2016-06-30
The Orthodox rabbinate is all-male--but, if Haviva Ner-David has anything to say about it, it won't be for long.

Ner-David grew up in an ordinary Modern Orthodox community in Westchester County. Her parents kept a kosher kitchen but fudged a little when they went out, eating pasta and kosher fish in non-kosher restaurants. Her mother wore a hat only in shul, despite many Orthodox Jews' belief that married women must cover their hair all the time. In synagogue, Ner-David sat with the women, watching men chant from the Torah and lead the prayers.

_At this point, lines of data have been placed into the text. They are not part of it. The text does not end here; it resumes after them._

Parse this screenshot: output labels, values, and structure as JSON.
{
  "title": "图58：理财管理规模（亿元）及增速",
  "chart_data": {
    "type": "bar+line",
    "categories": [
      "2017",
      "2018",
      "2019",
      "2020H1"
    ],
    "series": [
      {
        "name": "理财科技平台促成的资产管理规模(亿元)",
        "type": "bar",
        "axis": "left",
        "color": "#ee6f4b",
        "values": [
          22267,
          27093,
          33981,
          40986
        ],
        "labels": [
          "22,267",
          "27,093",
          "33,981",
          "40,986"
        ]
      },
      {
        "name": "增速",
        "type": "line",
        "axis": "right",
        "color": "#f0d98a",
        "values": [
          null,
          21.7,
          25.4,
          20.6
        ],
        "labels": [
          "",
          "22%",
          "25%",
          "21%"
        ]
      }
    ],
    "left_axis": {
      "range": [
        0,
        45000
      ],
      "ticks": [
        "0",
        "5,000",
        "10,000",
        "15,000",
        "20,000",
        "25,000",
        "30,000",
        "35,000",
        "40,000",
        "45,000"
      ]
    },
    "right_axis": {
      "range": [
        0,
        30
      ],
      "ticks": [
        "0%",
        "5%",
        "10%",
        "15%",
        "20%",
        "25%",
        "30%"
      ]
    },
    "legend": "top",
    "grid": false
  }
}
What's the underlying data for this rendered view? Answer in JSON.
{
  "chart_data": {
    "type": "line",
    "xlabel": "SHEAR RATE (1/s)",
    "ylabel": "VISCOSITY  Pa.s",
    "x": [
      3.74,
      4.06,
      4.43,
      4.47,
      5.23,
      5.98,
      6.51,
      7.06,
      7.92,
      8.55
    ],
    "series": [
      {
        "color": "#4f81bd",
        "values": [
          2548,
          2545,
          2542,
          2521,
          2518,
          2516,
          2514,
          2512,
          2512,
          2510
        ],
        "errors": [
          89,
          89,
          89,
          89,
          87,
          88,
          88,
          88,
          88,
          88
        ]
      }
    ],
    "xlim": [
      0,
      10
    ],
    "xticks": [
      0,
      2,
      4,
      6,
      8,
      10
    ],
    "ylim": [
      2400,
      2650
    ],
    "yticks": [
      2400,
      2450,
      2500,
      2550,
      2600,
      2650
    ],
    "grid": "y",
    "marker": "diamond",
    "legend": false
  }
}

In college, Ner-David began attending egalitarian Jewish services, where women were able to lead worship and sit with men. She immersed herself in Talmud study, and eventually applied to the ordination program at Yeshiva University, which ordains most of the Modern Orthodox rabbis in the US. (She was rejected.) Ner-David now lives in Israel with her three children and her husband: she covers her hair, but also wears tzitzit, the ritual fringes Jewish law requires men--but not women--to wear. And she is studying for rabbinic ordination with an Orthodox rabbi in Israel.

"Life on the Fringes," the story of Ner-David's reconciling Orthodox Judaism with feminism, is a must read for anyone who wants to understand contemporary Jewish life.